In this Secured clip, Jason Crawford, Founder and CEO of Sware, discusses how artificial intelligence is fundamentally reshaping trust in digital media.
Today, nearly every industry — from insurance and logistics to healthcare, security, military, and intelligence — relies on digital content to communicate, validate processes, and substantiate decisions. The authenticity of that content has long been assumed. But as AI enables the creation of hyper-realistic synthetic media, that assumption is eroding.
Crawford warns that we are entering a world where the burden of proof shifts. Historically, the responsibility was to prove that something was fake. Increasingly, organizations will need to prove that something is real — particularly in high-stakes environments like the legal system, where evidentiary standards will inevitably tighten.
Most current efforts focus on defense: forensic analysis designed to detect manipulated media after it circulates. But Crawford argues this approach is unsustainable. As the velocity and sophistication of AI-generated content increases, detection becomes a reactive, unwinnable arms race.
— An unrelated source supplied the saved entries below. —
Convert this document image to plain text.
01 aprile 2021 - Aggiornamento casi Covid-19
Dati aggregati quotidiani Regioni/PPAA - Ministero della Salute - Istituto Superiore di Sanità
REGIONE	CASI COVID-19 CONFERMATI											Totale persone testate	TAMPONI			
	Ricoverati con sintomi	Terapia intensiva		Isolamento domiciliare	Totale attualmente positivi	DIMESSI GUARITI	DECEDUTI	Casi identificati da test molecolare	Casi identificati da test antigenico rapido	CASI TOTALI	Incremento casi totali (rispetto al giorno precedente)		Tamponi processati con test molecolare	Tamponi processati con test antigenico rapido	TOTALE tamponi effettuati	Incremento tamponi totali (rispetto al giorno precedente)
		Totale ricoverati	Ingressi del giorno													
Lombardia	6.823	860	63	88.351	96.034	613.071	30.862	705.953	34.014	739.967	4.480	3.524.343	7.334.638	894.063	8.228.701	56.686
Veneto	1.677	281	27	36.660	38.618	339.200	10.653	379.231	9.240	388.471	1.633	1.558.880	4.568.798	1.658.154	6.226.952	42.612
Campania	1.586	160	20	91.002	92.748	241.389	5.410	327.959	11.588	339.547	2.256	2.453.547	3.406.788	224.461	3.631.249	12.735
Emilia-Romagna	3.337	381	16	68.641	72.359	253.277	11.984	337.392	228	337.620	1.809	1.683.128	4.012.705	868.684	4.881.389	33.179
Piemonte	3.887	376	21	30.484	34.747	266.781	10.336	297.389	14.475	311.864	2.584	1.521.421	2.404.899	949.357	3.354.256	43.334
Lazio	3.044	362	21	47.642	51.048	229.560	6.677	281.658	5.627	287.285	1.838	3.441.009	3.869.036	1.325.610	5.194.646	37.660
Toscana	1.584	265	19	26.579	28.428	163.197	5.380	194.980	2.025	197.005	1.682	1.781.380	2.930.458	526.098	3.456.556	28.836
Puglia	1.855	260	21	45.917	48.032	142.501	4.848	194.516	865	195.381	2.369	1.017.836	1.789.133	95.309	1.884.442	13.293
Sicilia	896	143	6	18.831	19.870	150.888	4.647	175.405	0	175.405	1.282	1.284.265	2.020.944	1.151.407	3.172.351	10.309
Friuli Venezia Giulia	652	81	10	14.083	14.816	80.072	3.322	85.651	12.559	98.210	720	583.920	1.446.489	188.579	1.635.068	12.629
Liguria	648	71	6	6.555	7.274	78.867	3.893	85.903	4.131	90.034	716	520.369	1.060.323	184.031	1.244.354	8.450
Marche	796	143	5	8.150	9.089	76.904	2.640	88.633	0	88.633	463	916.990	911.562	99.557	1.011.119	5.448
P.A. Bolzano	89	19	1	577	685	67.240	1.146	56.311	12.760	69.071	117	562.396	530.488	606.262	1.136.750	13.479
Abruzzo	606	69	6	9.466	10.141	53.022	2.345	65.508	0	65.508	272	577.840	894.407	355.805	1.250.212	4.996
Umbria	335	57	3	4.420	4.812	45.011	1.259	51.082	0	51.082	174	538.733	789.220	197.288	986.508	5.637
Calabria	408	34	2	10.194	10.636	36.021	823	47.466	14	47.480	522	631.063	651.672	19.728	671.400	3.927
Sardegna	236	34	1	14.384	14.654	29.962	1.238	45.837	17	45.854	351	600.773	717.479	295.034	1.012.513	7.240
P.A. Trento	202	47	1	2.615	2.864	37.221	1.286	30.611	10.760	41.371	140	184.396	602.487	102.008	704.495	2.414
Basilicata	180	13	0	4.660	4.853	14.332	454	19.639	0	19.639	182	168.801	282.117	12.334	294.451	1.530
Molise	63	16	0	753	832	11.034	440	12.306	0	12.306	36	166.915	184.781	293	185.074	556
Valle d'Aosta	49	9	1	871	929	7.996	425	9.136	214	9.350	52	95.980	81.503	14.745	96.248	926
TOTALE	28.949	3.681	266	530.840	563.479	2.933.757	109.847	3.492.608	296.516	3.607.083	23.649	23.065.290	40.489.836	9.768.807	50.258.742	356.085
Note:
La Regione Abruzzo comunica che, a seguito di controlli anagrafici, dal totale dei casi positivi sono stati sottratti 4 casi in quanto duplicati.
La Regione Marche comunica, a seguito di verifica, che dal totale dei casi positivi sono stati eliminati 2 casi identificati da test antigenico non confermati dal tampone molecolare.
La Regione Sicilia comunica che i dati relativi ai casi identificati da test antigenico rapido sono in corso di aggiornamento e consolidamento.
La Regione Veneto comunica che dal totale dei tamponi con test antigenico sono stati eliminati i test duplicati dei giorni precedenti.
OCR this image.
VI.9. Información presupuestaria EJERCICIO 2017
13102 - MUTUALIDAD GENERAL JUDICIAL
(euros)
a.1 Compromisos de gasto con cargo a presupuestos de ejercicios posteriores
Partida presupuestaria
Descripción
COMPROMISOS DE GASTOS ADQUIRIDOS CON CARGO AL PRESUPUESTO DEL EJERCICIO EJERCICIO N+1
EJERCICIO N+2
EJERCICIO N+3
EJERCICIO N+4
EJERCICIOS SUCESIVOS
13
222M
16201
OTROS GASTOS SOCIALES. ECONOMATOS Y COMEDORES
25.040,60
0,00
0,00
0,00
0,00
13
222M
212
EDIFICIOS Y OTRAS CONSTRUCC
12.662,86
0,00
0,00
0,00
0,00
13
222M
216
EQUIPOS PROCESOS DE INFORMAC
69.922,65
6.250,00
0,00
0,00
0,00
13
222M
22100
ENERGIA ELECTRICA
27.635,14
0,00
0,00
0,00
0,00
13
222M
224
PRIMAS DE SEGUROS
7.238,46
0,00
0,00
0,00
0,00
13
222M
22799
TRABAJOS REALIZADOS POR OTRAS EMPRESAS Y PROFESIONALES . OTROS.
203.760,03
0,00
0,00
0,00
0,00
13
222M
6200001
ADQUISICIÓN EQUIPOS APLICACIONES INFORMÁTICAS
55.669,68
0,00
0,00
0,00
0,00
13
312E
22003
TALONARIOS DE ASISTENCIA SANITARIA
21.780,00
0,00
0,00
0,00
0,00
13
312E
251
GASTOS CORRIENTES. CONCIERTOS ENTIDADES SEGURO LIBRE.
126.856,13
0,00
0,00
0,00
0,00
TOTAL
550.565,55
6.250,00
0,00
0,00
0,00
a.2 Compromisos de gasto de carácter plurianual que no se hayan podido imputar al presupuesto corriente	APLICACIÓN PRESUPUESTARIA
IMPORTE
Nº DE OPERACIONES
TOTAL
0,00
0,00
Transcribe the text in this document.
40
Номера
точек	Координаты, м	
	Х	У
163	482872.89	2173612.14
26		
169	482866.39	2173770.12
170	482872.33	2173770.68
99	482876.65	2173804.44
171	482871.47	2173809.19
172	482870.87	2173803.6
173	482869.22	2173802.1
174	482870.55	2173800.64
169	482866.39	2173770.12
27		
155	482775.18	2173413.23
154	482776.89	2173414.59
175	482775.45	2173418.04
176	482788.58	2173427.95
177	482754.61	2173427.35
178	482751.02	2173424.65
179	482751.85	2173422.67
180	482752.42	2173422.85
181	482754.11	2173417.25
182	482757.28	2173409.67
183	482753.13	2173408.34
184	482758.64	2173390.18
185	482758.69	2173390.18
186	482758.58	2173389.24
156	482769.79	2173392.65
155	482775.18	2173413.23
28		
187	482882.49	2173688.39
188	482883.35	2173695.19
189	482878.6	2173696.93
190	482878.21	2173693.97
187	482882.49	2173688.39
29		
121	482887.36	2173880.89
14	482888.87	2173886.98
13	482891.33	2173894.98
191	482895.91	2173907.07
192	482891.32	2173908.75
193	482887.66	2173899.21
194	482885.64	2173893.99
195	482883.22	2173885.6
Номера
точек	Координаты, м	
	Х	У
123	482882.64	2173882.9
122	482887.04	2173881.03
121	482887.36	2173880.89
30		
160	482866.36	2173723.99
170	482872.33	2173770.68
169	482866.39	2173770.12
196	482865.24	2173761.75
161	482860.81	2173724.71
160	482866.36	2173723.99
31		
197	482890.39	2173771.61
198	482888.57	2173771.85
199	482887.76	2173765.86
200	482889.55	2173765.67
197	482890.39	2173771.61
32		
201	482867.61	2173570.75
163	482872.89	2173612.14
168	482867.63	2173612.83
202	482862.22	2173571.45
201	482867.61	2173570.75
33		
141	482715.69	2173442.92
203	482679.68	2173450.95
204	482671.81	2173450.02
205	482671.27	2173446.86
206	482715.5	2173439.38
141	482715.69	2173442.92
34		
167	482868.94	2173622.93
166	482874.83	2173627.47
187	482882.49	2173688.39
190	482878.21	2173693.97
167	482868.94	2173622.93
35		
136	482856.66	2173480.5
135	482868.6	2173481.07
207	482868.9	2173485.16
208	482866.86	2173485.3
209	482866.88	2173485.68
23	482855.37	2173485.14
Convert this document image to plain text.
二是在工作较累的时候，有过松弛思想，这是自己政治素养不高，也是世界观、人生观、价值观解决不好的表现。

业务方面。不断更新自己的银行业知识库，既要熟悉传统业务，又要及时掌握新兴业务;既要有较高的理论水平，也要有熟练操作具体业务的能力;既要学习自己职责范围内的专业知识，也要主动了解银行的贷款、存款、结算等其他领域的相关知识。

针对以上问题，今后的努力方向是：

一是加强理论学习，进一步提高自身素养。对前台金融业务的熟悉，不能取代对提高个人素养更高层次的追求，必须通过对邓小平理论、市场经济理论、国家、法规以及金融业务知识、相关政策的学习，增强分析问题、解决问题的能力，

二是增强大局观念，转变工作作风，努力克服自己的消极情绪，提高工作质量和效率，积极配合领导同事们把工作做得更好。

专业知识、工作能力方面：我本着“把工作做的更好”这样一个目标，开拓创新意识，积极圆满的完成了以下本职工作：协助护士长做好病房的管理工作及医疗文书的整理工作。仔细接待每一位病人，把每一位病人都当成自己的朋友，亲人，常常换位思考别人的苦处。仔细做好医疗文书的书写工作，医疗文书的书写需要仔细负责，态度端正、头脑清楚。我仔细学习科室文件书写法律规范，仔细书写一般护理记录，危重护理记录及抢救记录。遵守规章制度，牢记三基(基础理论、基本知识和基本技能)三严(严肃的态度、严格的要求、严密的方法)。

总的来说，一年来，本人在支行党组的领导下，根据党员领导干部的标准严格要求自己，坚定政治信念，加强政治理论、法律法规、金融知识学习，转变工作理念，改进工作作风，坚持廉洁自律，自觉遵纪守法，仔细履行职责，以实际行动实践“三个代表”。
Instead, he advocates protecting authenticity at the moment of creation — establishing an independent chain of custody that secures not just the pixels or audio, but the full context: when, where, how, and by whom the content was recorded.
By separating security from the asset itself — using cryptographic fingerprints and distributed verification models — organizations can create stronger, tamper-evident proof of authenticity before trust is compromised.